Good and evil are only illusions.  Still, I cannot help but wonder sometimes if my vision of the Supreme Reality was any more real than the demons visited upon schizophrenics and madmen.  Has it all been just a stupid neurochemical event?  Is there no God at all?  The human heart rebels against this.

-Richard Farrell

(All quotes are from The Pugilist At Rest, by Thom Jones, 1993)

  14 Responses to “Unintentional Pugilism: A Memoir — Richard Farrell”

  1. Tight piece of writing, Rich. Moving, informative, and extremely well written! Love it!

  2. Really compelling, Rich. You led me to look up gelastic seizures, a kind of seizure I had never heard of (nurse that I am). No wonder the marine instructor thought you were “fucking nuts.” Kudos to the flight surgeon, too. I read that collection of short stories when they first came out. That book burst onto the literary scene; the stories felt like stories that had never been written before. There was nothing familiar about them. Recently, I reread them, too, and found them just as fresh. Thanks for this.

  3. A remarkable piece of writing, Rich. Quite gorgeous in its unassuming directness and lack of sentimentality.

  4. A tremendous post, Rich, and thank you.

    This is what good writing does, what you and Jones have done, take us somewhere we have never been and make us richer for the experience.

    If I had to make a list of ten stories, “Pugilist” would be on it. The emotion, the sensations, the pushing of the moral and aesthetic envelope, yes, but it’s also his references to the past, to philosophy, his speculations, his mind that make this story sing.

  5. Beautiful, but haunting. Anything neuro atypical hits very close to home with me for many reasons. Thank you for sharing.

  6. Rich, thank you so much for posting this. Fascinating, rich in sensory detail, and interesting weave of literature, biographical detail, and quotations. I liked reading this.

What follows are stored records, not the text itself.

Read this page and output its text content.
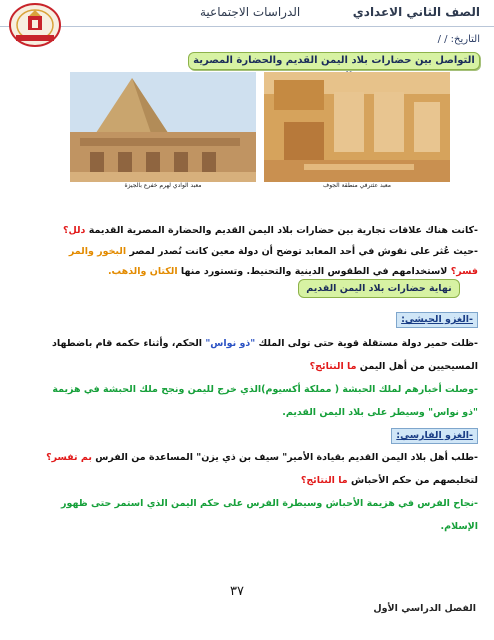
الصف الثاني الاعدادي
الدراسات الاجتماعية
التاريخ: / /
التواصل بين حضارات بلاد اليمن القديم والحضارة المصرية
معبد الوادي لهرم خفرع بالجيزة	معبد عثترفي منطقة الجوف
-كانت هناك علاقات تجارية بين حضارات بلاد اليمن القديم والحضارة المصرية القديمة دلل؟
-حيث عُثر على نقوش في أحد المعابد توضح أن دولة معين كانت تُصدر لمصر البخور والمر
فسر؟ لاستخدامهم في الطقوس الدينية والتحنيط. وتستورد منها الكتان والذهب.
نهاية حضارات بلاد اليمن القديم
-الغزو الحبشي:
-ظلت حمير دولة مستقلة قوية حتى تولى الملك "ذو نواس" الحكم، وأثناء حكمه قام باضطهاد
المسيحيين من أهل اليمن ما النتائج؟
-وصلت أخبارهم لملك الحبشة ( مملكة أكسيوم)الذي خرج لليمن ونجح ملك الحبشة في هزيمة
"ذو نواس" وسيطر على بلاد اليمن القديم.
-الغزو الفارسي:
-طلب أهل بلاد اليمن القديم بقيادة الأمير" سيف بن ذي يزن" المساعدة من الفرس بم تفسر؟
لتخليصهم من حكم الأحباش ما النتائج؟
-نجاح الفرس في هزيمة الأحباش وسيطرة الفرس على حكم اليمن الذي استمر حتى ظهور
الإسلام.
٣٧
الفصل الدراسي الأول
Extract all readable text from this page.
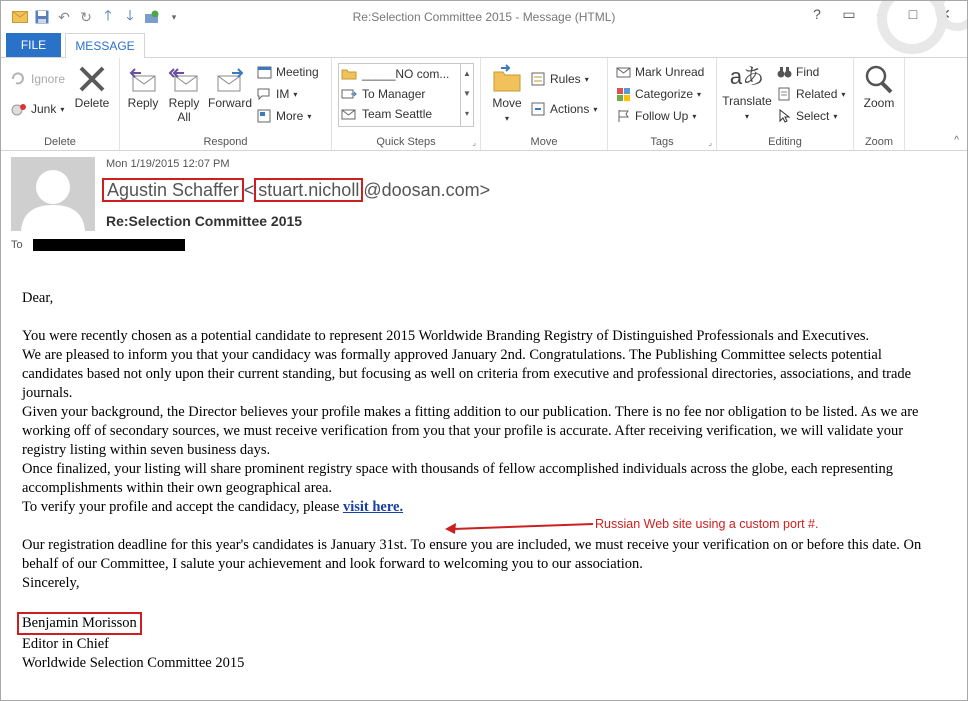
↶ ↻ 🡑	🡓	▾	Re:Selection Committee 2015 - Message (HTML)	?	▭	–	□	✕
FILE	MESSAGE
Ignore
Junk ▾ Delete
Delete
Reply Reply
All
Forward
Meeting
IM ▾
More ▾
Respond	Quick Steps	⌟
_____NO com...
To Manager
Team Seattle
▲
▼
▾
Move
▾
Rules ▾
Actions ▾
Move
Mark Unread
Categorize ▾
Follow Up ▾
Tags	⌟
aあ
Translate
▾
Find
Related ▾
Select ▾
Editing
Zoom
Zoom	^
Mon 1/19/2015 12:07 PM
Agustin Schaffer < stuart.nicholl @doosan.com>
Re:Selection Committee 2015
To

Dear,

You were recently chosen as a potential candidate to represent 2015 Worldwide Branding Registry of Distinguished Professionals and Executives.

We are pleased to inform you that your candidacy was formally approved January 2nd. Congratulations. The Publishing Committee selects potential candidates based not only upon their current standing, but focusing as well on criteria from executive and professional directories, associations, and trade journals.

Given your background, the Director believes your profile makes a fitting addition to our publication. There is no fee nor obligation to be listed. As we are working off of secondary sources, we must receive verification from you that your profile is accurate. After receiving verification, we will validate your registry listing within seven business days.

Once finalized, your listing will share prominent registry space with thousands of fellow accomplished individuals across the globe, each representing accomplishments within their own geographical area.

To verify your profile and accept the candidacy, please visit here.

Our registration deadline for this year's candidates is January 31st. To ensure you are included, we must receive your verification on or before this date. On behalf of our Committee, I salute your achievement and look forward to welcoming you to our association.

Sincerely,

Benjamin Morisson

Editor in Chief

Worldwide Selection Committee 2015

Russian Web site using a custom port #.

  7. Thanks for the kind replies. In an interesting post script to this story, this summer in Slovenia one of my residency friends and I were talking about my weird medical history. She told me her dad was a neurologist and that he probably knew what type of epilepsy I had. She called him from the restaurant at the Skojcan Caves and he told her that not only had he heard of my type of seizure disorder, but that my case study was actually a question on his Board Exam! I believe the cliche, ‘small world’, aptly applied in that moment.

  8. Fantastic writing.

  9. Fascinating, Rich and so well written. I remember the incident in Skojan too. Small world and growing even smaller.

  10. Makes me think of one of my favorite memoirs–Lying by Lauren Slater, in which the author may or may not suffer from epilepsy. Check it out if only for the stunning descriptions of the pre-seizure aura.

  11. I’ve come here to Numero Cinq for the first time. Read your essay Rich. It’s wonderful. I have a four year old boy who had a febrile seizure when he was two. This piece made me realize what he must have gone through. Thank you.

    • Thanks for reading and commenting. I hope you keep coming back to NC…we have a terrific little community here.

      Sorry to hear about your son. Hopefully the seizure he had was a one time event. Again, thanks for reading the essay!